The Beautiful (The Beautiful #1)(29)


Celine waited for him to clarify, then sighed to herself when he didn’t. Not because she was troubled by his evasiveness, but rather because she understood his wish to thread a needle with every word he spoke.

Yet another similarity.

Vexed by this realization, Celine eased back on her left heel, the toes of her right foot tapping against the thick carpet.

A smile ghosted across Bastien’s lips. “I’m irritating you.”

“You’re enjoying it.”

“I am.” His mouth shifted to one side, again pressed into that maddening pucker.

Silence settled between them once more. Then Bastien took a step closer to Celine, no doubt to see how she would respond. If she moved back, she’d reveal her unease, thereby granting him the upper hand. If she shifted forward, she’d reveal her attraction . . . which also granted the fiend the upper hand.

Celine did not give ground. She was a mountain. A hundred-year-old oak. A tower refusing to bend. “I can stand here forever in irritated silence. It is no bother to me.” She crossed her arms tightly, her forearms winding beneath her breasts, pushing against the boning in her corset. “You can perish wondering what I’m thinking, for I’ll never tell.”

“Likewise.” The angles in Bastien’s features hollowed further. His eyes dipped downward instinctively before he caught them, his jawline flexing, sharpening.

He glanced away.

At first Celine did not understand his odd behavior. She let her gaze drift lower, only to drop her arms as though they’d burst into flame. “If you think I used my wiles to catch your notice like a girl trying to fill her dance card at a ball, then—”

“Whatever I think has nothing to do with you,” Bastien interjected. “My behavior is not your responsibility.”

His response unseated her. Shocked her into silence. She’d never heard such words fall from any man’s lips. Celine’s father had always scolded her for wearing anything that accentuated her figure. Alas, the latest fashions sought to do just that: give life to every line, sway to every curve. Even a lady’s unmentionables were designed to grant her the appearance of an hourglass. Nevertheless, Professor Guillaume Rousseau had encouraged his daughter to wear modesty pieces about her throat and dress in layers, even when the Parisian summers were at their worst.

Bastien took a deep breath, as if he were biding his time. “I made you uncomfortable. I . . . apologize.”

“You might be the first man who didn’t blame me for it,” Celine confessed, masking her shock by arching a brow.

He nodded, his expression grim. Then he rubbed the back of his neck, the gleaming leather of his shoulder holster stretching, catching the light. “To answer the question you didn’t ask, my father was of Taíno heritage. I spent several years of my life in San Juan. Spanish is the language of my childhood.”

This accounted for the trace of something different in his accent. Celine didn’t know what Taíno meant, but she remembered reading about a city named San Juan in a former Spanish colony somewhere in the Caribbean. She found herself wanting to know more. To learn why it was that his uncle had raised him from childhood.

Because Celine wanted to know, she asked nothing.

It was safer that way, for them both.

“Are you enjoying your time in New Orleans?” It was the first question Bastien had posed to Celine that sounded contrived, as though it were meant for polite company. It grated her to hear it, for theirs had never been polite company. She preferred it that way.

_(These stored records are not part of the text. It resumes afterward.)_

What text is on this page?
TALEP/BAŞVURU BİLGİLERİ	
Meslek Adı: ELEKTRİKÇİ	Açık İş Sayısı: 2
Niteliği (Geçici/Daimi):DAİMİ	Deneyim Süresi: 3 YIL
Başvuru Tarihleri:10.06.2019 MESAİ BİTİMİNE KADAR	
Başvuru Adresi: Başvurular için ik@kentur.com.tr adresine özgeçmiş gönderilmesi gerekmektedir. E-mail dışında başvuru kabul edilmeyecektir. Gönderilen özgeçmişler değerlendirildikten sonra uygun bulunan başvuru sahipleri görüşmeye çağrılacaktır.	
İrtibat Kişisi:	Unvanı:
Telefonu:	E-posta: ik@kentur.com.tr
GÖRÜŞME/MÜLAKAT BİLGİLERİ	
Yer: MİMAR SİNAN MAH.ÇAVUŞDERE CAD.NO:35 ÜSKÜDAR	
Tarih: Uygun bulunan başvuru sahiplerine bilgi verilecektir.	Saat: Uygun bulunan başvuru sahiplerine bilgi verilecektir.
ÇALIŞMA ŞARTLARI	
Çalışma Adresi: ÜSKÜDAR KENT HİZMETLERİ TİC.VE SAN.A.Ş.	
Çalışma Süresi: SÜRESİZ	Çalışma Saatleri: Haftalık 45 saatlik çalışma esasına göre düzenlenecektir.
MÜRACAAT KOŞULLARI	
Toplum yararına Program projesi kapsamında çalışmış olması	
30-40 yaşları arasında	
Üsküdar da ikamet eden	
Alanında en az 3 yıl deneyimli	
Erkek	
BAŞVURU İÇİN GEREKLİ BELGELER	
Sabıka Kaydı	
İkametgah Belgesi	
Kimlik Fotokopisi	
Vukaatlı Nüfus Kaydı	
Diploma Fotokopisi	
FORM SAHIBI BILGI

Celine tilted her head. Cut her gaze. “How long are we going to pretend what happened earlier this evening didn’t happen at all?”

Bastien’s laughter was quick. Caustic. “You’re rather certain of your moral rectitude, Mademoiselle Rousseau.”

“Just as I’m certain it benefits you to be so dismissive, Monsieur Saint Germain.”

His gunmetal-grey eyes glittered. “I’ve irritated you again.”

“Yet you still have not offered a reason why.”

“I don’t enjoy explaining myself. My actions speak for me. If you feel them to be heartless and cruel, then so be it; I am heartless and cruel.” He spoke in a glib fashion. “Trust that I will be the last person to correct you.”

“It must be quite a life, not having to explain yourself.”

“You should try it sometime. It’s rather freeing.”

“I imagine it would be freeing to care only about oneself.” She heaved a dramatic sigh. “Alas, I am not a man.”

A frown touched Bastien’s lips. The first sign that Celine had struck a nerve. But he did not reply. This time, the silence around them hung on the cusp of something weightier. A bolt of lightning before a crash of thunder.

“Why—”

“Are—”

They both stopped. Exchanged daggered smiles. This close, Celine could see flecks of steel in his eyes. The way the stubble along his jaw accentuated its fine lines.

“Please,” he began, canting his head, giving her leave to speak first.

“Why did the man in the alleyway call you Le Fant?me?” Celine asked. “Do you have a habit of dressing like a ghoul and terrorizing those around you?”

Amusement rippled across Bastien’s face. “It’s a nickname from childhood.” He paused before returning the volley. “Do you have a habit of dragging darkness with you wherever you go?”